Spatial Distribution of Point Source Nutrient Loads and Eutrophication in German River Networks: Data Analysis and Parsimonious Modeling

Human activities through agricultural, urbanized, and industrial regions in a catchment produce anthropogenic nutrient releases into the aquatic ecosystems. The human-induced nutrient sources are discharged toward receiving water bodies (e.g., rivers, lakes, and oceans) via diffuse or point pathways. Although travel time-scales are different between diffuse and point sources, they have significant potentials to impair the health of lotic and lentic ecosystems. In case of point sources, they are dominantly discharged from urban wastewater treatment plants (UWWTPs) under regulations to protect water-quality and aquatic ecosystems. While UWWTPs sizes are designed to meet the regulations and constrained by physical conditions (e.g., economy of scales), their locations within a catchment are not always determined to satisfy integrated viewpoints for environmental protection. Thus, unexpected adverse effects at a catchment scale are often observed in many catchments (e.g., algal blooms due to eutrophication).

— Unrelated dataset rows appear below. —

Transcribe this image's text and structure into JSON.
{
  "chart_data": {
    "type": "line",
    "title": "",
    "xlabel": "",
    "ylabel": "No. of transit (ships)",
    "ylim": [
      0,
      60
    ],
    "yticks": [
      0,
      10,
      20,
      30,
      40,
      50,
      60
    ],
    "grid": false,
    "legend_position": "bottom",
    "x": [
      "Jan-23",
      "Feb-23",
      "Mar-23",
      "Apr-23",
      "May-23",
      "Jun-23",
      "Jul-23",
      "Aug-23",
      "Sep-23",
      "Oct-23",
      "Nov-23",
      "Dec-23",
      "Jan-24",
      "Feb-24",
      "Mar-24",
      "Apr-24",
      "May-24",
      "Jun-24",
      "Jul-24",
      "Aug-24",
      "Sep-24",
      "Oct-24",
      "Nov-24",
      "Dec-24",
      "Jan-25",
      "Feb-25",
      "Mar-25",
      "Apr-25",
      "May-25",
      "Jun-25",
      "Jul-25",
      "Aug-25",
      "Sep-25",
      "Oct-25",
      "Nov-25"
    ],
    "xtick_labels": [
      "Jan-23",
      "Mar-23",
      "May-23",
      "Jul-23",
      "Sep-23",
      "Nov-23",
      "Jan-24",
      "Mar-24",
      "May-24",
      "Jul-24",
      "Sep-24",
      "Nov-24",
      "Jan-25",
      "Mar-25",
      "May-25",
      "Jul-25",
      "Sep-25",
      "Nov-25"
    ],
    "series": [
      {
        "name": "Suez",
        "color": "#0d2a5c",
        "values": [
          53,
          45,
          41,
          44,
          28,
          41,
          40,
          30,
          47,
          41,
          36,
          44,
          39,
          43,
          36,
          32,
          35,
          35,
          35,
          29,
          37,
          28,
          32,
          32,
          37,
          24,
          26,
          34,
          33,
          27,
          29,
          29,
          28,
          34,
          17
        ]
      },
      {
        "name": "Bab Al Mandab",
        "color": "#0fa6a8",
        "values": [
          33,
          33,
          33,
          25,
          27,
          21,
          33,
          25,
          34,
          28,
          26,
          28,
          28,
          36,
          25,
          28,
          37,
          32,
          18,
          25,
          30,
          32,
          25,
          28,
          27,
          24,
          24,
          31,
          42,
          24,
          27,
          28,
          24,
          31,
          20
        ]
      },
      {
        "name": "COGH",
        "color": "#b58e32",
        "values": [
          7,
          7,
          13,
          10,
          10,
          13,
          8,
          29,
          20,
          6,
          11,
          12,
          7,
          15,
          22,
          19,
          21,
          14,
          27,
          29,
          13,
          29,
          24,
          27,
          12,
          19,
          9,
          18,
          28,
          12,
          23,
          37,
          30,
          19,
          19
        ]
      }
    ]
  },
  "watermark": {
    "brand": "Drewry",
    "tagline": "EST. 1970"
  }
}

Knowing this background, our research aims to explore how the specific loadings and location of UWWTPs are distributed along river networks, and to investigate which parts of a catchment are ecologically vulnerable due to nutrient (nitrogen and phosphorous) loads discharged from UWWTPs. To this end, we have analyzed country-scale data of 8,900 UWWTPs in Germany, and examine the size and location distributions not only for UWWTPs themselves, but also for individual nutrients loads. Based on these results we develop a catchment-scale parsimonious model that can be used for assessing the ecological vulnerability of river networks to point sources nutrient loading in a spatially explicit way and for entire river networks. This model is expected to provide implications to optimization of spatial patterns of UWWTPs within catchments to minimize water quality impairment and eutrophication levels in river networks.